Volume 51 (2022) Special Edition

Abstract

The lack of a descriptive schema for an RDF dataset has motivated several research works addressing the problem of automatic schema discovery. The goal of these approaches is to provide the underlying structural schema of a given RDF dataset, either from the existing instances, or using some schema-related declarations if provided. However, as the instances in the RDF dataset evolve, the generated schema may become inconsistent with the dataset. It is therefore necessary to incrementally update the existing schema according to the changes occurring in the dataset over time.
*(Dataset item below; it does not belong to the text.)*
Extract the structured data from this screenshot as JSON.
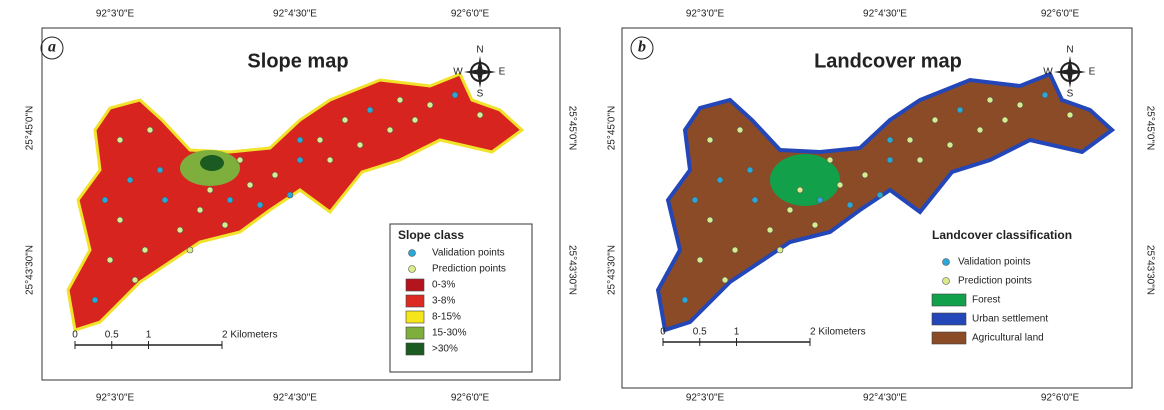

In this paper, we propose a schema discovery approach for massive RDF datasets which incrementally deals with both the insertion and the deletion of entities. It is based on a scalable and incremental density-based clustering algorithm which propagates the changes occurring in the dataset into the clusters corresponding to the classes of the schema. Our approach is implemented using big data technologies to scale-up to massive data, while providing a high quality clustering result. We present some experiments which demonstrate the efficiency of our proposal on both synthetic and real datasets.

Keywords: Incremental schema discovery, Schema evolution, RDF data, Big data, Clustering.